Over the last couple of months I’ve spent considerable time with work comp managed care companies and investors therein, and one of the questions that persists in every conversation is ‘how do we/they demonstrate value to our/their customers?’
That one question has as many answers as there are ‘customers’, defined as individuals who have some role in the buying/decision. And that is why the definition of ‘value’ is so elusive and ephemeral.
For the managed care exec, value can be easily defined as costs that are lower, usually on a per-service basis, than they would otherwise pay. X% less than current pricing is better than current pricing, so the benefit is obvious and clear.
For the adjuster, the definition isn’t quite so apparent. With a desk swamped under case files and a screen stuffed with flashing ‘red flags’ on critical diary entries, there’s less focus on finding the cheapest wheelchair and more interest in picking a vendor that can take work off the adjuster’s desk, do it competently and without claimant complaint, and provide documentation that, at a maximum, is readily cut-and-pasted into the claim file.
For the claim manager, it’s about closing files, minimizing litigation, and avoiding those calls from Home Office management about low network penetration and excessive use of non-authorized vendors, while struggling to keep overworked, underpaid, and unappreciated adjusters on the job and out of the clutches of headhunters.
For the employer, value is fast, thorough medical care that gets the injured worker back on the job and keeps her/him there…unless the employer is dealing with declining revenues, in which case they don’t want John/Jane Doe back at work no matter what, as there isn’t any job for her/him and they sure don’t want to yet another unemployment claim.
For the TPA, value is defined as the savings below fee schedule or U&C, which is the basis for calculation of their managed care fees, typically around 25 – 30%. The more services, the bigger the bills, the more ‘savings’ generated and the more fees ‘earned’.
So the next time you take your vendor to task for lousy cost savings reports, think about all the masters they are serving, and ask yourself if you could do any better.
And be honest…
What does this mean for you?
Walk a kilometer in the other gal/guy’s shoes.
Insight, analysis & opinion from Joe Paduda
Each of the examples you use are examples of the small thinking when it comes to choosing a case management vendor, i.e., lower cost per service, lower hourly fee, cheapest wheelchair, savings below fee schedule.
The ONLY valid measure of the value of the case management firm takes 6 months to a year to accomplish, and a buyer willing to invest the time to analyze what they’ve done. The buyer needs to compare average TOTAL case cost (medical, indemnity, legal) before and after the use of the case management firm.
Our customers who do this have been able to measure value in dollars and cents.
Unfortunately we never make a sale to those customers focused on cost per hour, fee savings, etc. They’re focused on the small picture and they will never be satisfied nor score the big savings that can be had from using a competent case management firm.
Small picture view = small thinking. Truly, many case management buyers do not see the forest for the trees.
In my 30 years in business, my biggest marketing challenge has always been selling to small thinkers. I can say in all honesty that small thinking purchasers are never happy. And they almost always choose our competition.
Joe great summery. One stake holder you left out . The injured employee who wants quick accurate care , help navigating the medical maze and at the end of the day to reengage life.

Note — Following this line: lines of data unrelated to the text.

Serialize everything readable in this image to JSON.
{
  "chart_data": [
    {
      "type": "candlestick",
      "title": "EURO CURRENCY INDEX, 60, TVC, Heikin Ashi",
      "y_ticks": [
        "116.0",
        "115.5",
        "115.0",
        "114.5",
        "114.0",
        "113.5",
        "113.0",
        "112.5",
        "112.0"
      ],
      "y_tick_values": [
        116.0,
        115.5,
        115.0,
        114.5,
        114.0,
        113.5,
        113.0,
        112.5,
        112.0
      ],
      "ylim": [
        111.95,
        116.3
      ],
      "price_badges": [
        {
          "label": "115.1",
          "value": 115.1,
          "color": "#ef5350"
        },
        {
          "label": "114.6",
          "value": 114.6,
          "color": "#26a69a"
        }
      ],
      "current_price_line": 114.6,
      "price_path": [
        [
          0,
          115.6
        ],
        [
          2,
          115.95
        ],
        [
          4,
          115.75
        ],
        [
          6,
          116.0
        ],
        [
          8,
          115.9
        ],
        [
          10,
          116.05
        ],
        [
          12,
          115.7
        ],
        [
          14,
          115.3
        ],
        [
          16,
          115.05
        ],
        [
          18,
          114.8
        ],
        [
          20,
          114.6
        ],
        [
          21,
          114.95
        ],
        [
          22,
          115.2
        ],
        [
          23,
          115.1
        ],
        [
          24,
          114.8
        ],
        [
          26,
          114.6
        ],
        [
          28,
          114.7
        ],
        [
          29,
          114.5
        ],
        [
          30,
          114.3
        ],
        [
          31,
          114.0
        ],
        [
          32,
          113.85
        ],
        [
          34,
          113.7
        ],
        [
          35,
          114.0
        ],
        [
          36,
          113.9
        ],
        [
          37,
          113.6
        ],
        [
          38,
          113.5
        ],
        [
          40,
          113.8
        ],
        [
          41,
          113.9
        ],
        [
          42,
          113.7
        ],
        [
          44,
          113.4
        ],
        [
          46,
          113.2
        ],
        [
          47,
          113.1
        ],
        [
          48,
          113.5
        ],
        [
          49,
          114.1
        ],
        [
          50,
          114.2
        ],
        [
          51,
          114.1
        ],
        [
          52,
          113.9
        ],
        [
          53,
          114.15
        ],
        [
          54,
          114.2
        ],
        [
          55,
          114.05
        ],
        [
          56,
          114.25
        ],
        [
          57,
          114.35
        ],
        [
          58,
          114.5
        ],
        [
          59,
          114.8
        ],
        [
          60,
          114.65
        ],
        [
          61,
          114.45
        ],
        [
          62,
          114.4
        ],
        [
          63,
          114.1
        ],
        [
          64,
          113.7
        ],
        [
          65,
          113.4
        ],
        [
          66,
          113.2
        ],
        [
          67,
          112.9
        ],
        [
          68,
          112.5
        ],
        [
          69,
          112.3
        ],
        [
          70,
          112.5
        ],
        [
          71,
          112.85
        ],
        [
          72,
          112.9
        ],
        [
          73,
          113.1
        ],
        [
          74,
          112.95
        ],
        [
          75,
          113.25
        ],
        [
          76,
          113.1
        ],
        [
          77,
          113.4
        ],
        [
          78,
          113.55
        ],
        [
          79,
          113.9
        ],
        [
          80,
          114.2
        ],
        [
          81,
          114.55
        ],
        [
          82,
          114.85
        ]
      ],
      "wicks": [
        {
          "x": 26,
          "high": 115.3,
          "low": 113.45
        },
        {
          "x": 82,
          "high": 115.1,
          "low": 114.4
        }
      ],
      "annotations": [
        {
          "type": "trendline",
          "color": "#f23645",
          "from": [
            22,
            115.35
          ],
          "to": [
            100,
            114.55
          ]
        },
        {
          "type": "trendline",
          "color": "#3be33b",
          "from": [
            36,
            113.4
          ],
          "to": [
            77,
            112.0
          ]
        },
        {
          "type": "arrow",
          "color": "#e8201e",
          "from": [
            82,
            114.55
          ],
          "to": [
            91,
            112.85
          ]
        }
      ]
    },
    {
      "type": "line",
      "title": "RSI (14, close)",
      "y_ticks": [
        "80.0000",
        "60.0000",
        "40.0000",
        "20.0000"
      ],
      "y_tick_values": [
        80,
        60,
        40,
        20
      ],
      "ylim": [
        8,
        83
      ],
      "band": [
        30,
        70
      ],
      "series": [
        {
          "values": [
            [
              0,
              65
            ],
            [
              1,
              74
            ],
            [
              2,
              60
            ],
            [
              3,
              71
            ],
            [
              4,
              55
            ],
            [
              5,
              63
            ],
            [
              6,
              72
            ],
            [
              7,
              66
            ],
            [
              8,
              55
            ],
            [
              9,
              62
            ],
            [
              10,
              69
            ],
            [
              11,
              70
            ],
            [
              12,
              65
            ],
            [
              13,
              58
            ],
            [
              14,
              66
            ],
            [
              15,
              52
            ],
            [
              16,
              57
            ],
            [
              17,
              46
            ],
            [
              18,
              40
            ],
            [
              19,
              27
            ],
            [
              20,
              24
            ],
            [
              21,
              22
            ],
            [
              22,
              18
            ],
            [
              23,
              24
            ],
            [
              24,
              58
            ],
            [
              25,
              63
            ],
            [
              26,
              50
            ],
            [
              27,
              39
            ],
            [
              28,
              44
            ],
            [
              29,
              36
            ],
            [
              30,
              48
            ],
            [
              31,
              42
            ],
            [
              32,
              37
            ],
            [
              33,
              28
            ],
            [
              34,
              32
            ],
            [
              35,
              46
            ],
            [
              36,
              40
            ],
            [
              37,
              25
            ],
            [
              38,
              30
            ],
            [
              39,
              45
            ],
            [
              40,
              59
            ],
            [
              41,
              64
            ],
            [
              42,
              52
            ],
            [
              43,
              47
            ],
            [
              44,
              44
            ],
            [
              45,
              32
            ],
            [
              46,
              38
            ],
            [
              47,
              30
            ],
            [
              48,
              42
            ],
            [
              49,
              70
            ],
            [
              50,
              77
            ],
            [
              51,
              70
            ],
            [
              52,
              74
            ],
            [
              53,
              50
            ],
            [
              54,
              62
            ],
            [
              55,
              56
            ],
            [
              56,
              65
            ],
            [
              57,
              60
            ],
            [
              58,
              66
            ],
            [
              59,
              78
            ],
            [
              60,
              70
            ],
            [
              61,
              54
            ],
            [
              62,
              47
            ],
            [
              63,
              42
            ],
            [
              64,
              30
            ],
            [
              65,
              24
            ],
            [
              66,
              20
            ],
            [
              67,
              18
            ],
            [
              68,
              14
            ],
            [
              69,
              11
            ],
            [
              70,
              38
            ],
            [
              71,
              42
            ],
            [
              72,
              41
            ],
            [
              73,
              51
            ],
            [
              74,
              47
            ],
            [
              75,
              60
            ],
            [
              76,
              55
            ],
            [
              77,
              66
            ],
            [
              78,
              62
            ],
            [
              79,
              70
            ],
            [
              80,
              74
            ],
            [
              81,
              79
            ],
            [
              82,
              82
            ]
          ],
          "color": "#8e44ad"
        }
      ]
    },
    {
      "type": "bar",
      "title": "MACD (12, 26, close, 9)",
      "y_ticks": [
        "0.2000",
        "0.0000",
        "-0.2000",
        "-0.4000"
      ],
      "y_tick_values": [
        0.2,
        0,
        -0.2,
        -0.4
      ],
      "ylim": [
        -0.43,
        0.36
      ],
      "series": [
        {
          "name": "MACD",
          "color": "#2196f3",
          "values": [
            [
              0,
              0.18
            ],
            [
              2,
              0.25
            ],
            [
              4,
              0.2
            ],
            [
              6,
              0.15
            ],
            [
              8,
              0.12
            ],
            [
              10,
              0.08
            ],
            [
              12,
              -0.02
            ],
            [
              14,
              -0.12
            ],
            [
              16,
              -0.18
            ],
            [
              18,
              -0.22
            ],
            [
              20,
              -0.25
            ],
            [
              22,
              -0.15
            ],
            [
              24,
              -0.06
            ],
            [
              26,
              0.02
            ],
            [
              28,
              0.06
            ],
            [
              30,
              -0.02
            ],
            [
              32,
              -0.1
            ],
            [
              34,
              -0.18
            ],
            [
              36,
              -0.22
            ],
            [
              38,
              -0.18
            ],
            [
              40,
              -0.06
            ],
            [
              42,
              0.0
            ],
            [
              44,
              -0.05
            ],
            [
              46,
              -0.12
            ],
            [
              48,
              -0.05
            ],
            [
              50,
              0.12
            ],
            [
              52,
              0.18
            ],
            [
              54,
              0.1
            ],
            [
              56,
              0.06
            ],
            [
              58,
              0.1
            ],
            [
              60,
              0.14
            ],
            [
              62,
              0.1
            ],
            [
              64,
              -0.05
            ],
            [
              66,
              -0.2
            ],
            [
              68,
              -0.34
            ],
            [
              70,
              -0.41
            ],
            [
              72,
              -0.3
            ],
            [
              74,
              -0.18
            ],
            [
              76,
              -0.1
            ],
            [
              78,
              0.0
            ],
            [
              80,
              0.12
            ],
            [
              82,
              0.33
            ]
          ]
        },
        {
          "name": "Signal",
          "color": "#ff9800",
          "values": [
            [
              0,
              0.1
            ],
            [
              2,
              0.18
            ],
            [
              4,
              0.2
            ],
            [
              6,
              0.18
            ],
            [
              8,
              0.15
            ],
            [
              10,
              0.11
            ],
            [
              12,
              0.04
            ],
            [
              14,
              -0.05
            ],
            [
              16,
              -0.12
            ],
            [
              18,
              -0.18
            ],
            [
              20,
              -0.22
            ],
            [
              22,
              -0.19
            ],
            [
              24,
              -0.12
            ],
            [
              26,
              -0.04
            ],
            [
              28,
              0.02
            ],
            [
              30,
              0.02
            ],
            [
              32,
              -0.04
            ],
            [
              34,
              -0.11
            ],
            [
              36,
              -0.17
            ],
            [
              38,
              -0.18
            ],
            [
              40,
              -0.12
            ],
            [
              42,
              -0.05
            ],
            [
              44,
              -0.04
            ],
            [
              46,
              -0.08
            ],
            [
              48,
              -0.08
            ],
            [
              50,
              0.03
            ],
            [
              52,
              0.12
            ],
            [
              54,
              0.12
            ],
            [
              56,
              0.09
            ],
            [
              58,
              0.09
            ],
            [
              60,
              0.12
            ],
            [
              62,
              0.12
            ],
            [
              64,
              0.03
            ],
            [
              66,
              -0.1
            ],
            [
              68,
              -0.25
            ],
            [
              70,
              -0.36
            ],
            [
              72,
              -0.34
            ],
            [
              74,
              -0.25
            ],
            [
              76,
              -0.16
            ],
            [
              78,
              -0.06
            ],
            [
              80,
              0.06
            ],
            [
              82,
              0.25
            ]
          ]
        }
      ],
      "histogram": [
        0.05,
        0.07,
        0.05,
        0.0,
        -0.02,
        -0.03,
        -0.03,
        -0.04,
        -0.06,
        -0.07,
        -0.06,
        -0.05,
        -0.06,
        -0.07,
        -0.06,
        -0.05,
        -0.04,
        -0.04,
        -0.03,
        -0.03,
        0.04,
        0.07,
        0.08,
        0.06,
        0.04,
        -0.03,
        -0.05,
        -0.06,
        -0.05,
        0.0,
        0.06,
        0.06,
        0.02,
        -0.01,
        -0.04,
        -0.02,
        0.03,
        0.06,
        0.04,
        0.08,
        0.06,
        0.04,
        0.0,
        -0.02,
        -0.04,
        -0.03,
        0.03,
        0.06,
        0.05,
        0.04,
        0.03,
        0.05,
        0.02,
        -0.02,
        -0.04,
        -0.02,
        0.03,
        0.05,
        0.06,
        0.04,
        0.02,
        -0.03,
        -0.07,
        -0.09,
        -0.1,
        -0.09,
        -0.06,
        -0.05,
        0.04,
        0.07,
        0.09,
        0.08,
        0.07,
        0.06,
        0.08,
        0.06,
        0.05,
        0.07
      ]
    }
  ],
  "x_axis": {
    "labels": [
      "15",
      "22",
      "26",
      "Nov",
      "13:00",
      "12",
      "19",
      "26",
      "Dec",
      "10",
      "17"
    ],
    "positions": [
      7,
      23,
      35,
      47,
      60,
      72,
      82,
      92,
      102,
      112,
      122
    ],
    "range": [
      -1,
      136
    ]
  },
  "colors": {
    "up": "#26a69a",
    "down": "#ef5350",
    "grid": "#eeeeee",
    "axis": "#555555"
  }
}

There is one other party that is left out and that is the healthcare provider. Often, the managed care industry views the provider as an obstacle someone who does not understand the care process and is at odds with the goals of all the constituents that you have listed. In reality the provider acquainted with the workers compensation industry wants to meet the care needs of the patient and also assist the others in meeting their goals. Providers are frustrated when they see care moved from provider to provider my managed care staff who have a narrow focus on a goal that does not align with the employer, patient or other entities listed. The provider see the result of disjointed care, delayed care, increase in the cost of care, and poor outcomes for the patient. As an example we will have managed care staff with the goal of reducing cost pull a patient who needs and MRI to a separate provider. When the MRI is returned, it is not what the physician ordered and another MRI study has to be ordered, resulting in higher cost, delayed care, inconvience to the patient and higher indemnity cost and labor replacement cost to the employer. Other clinical interventions (PT, specialist, etc) are additional examples. Care is an integrated system and pulling in apart “fractures” the care process. The result might be lower units of care cost, but most likely results in higher case cost, a lower standard of care, and longer duration of care. Tom Brink, Methodist Occupational Health Centers, A Clarian Health Partner. Indianapolis, IN.
Thank you for your comment Mr. Swan.
Indeed, if the case management firm does the right thing, the payer will see efficiency but not at the expense of the injured worker.
The injured worker is, after all, the most important stakeholder. S/he is why the entire system exists and should be the biggest winner at the end of the day.
I note that none of the parties, with the exception of the employer (which is outclassed unless it is large and well staffed with WC experts) is incented to resolve the claim early.
With all due respect Mr. Rousmaniere, my company is very incented to resolve the claim quickly. This is how we help the injured worker and accomplish the measurable cost savings on the total case.
My company retains customers precisely because we do the right thing for the injured worker as well as move the case to early resolution.